None of these matters, however, can be re-examined in this court, as the District Court had no jurisdiction of the cause in admiralty to render any decree upon the merits. Where the seizure is made on navigable waters, within the ninth section of the Judiciary Act, the case belongs to the instance side of the District Court; but where the seizure was made on land, the suit, though in the form of a libel of information, is an action at common law, and the claimants are entitled to trial by jury.7
Seizures, when made on waters which are navigable from the sea by vessels of ten or more tons burden, are exclusively cognizable in the District Courts, subject to appeal, as provided by law; but all seizures on land or on waters not navigable, and all suits instituted to recover penalties and forfeitures incurred, except for seizures on navigable waters, must be prosecuted as other common-law suits, and can only be removed into this court by writ of error.8
Want of jurisdiction in the court below, however, does not prevent this court from assuming jurisdiction on appeal for the purpose of reversing the decree rendered by that court, and of vacating any unwarranted proceedings of that court, which necessarily stand in the way of a new trial there, in a case where, in the judgment of this court, a new trial ought to be granted. Where the court below has no jurisdiction of the case, in any form of proceeding, the course of this court is to direct the cause to be dismissed, if the judgment or decree was for the defendant or claimant, but if the judgment or decree was for the plaintiff or libellant, the court here will reverse the judgment or decree, and remand the cause, with directions to the court below to dismiss the proceeding.

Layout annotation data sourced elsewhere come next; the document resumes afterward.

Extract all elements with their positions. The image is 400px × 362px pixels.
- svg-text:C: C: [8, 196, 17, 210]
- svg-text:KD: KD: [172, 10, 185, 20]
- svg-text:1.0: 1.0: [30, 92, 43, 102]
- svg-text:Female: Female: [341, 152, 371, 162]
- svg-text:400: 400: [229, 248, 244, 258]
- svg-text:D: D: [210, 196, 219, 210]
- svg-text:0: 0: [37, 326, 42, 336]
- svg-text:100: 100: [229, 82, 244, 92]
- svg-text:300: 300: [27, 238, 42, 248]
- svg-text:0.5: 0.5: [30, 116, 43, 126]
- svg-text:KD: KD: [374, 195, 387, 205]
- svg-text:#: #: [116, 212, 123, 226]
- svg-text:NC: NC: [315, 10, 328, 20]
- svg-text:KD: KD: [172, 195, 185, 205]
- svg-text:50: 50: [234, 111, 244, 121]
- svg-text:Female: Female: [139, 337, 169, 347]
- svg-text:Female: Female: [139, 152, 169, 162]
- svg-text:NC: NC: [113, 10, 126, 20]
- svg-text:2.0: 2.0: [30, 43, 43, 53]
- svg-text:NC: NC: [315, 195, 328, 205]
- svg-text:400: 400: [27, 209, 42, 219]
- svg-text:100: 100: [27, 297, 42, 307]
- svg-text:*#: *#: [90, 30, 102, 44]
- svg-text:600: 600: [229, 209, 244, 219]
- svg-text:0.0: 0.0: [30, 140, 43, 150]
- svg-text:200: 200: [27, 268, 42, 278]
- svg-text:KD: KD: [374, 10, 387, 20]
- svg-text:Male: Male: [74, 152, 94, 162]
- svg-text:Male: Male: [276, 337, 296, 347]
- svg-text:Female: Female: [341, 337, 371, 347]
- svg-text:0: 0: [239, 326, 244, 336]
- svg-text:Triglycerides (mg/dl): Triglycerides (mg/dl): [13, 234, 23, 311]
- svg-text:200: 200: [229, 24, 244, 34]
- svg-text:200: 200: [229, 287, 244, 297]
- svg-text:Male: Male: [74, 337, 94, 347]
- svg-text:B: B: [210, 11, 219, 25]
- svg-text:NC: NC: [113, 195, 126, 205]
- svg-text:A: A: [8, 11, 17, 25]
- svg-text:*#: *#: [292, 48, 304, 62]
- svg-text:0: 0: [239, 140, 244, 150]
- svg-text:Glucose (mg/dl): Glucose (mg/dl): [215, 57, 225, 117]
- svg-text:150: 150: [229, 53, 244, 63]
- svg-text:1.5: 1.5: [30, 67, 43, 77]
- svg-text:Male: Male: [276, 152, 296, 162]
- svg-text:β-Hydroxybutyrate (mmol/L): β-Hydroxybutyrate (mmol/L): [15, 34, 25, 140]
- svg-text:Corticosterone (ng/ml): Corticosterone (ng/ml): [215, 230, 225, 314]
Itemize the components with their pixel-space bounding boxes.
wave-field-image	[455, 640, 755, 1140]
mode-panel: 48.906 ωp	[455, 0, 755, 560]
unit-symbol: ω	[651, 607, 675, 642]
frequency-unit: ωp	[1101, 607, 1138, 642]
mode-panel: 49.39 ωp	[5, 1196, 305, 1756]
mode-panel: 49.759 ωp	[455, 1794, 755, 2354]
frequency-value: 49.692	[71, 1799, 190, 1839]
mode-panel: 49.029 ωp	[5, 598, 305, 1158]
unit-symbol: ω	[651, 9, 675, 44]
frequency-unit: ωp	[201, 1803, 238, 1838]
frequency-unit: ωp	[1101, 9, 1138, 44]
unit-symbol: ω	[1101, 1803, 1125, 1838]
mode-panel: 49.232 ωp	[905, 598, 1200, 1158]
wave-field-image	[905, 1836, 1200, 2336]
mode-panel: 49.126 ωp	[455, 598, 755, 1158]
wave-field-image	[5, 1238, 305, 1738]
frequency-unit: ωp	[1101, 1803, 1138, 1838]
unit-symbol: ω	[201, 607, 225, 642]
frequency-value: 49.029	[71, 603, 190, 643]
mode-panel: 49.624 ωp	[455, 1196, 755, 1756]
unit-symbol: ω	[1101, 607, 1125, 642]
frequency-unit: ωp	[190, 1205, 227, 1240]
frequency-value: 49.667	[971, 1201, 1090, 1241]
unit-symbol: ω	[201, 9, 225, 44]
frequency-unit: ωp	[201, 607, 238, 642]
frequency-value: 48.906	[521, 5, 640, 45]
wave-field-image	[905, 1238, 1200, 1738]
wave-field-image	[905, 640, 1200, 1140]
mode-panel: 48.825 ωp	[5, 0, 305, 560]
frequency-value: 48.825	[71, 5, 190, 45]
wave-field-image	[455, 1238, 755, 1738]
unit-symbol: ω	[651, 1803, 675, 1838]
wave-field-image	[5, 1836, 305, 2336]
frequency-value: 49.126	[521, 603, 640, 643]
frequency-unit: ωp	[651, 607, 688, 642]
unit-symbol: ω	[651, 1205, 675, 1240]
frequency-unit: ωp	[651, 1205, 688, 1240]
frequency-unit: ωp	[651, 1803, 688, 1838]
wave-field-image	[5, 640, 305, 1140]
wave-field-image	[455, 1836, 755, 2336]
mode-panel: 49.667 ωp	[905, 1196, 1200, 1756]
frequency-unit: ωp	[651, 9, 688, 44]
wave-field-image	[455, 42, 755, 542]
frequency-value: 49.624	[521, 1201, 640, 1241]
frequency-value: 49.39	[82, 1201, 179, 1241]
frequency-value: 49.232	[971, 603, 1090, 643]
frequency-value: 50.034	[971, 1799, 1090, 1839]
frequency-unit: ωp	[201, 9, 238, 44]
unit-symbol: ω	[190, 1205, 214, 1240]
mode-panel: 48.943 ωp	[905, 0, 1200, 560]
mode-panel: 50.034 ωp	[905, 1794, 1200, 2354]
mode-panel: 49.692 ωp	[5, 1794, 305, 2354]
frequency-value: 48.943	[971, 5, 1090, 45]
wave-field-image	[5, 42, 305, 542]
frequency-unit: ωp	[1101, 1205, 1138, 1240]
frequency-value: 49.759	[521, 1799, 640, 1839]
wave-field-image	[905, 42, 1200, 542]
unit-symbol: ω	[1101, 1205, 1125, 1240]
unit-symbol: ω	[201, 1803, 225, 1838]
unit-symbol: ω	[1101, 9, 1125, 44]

Unless the practice were as explained, great injustice would be done in all cases where the judgment or decree was in favor of the party who instituted the suit, as he would obtain the full benefit of a judgment or decree, rendered by a court in his favor, which had no jurisdiction to hear and determine the controversy. Hence, this court will, in all such cases, reverse the judgment or decree, and direct the proceedings to be dismissed, or remand the cause, with directions to allow the pleadings to be amended, and to grant a new trial, according to law. But the fund in this case, having been distributed, a new trial would be useless, unless the fund is restored to the registry of the court, where it was deposited before the decree of distribution was executed. Although the District Court has no jurisdiction in such a case, still, this court has full jurisdiction on appeal to reverse the action of that court, and to dismiss the proceedings; or, in a case where a new trial is required, to remand the cause, and give directions to that effect, and also, to direct that a writ of restitution issue to the proper parties, to cause the fund to be restored to the registry of the court, from which it was erroneously withdrawn.
DECREE REVERSED, and the cause remanded, with directions to allow the pleadings to be amended, and to grant a new trial, and issue a writ of restitution,
IN CONFORMITY TO THE OPINION OF THE COURT.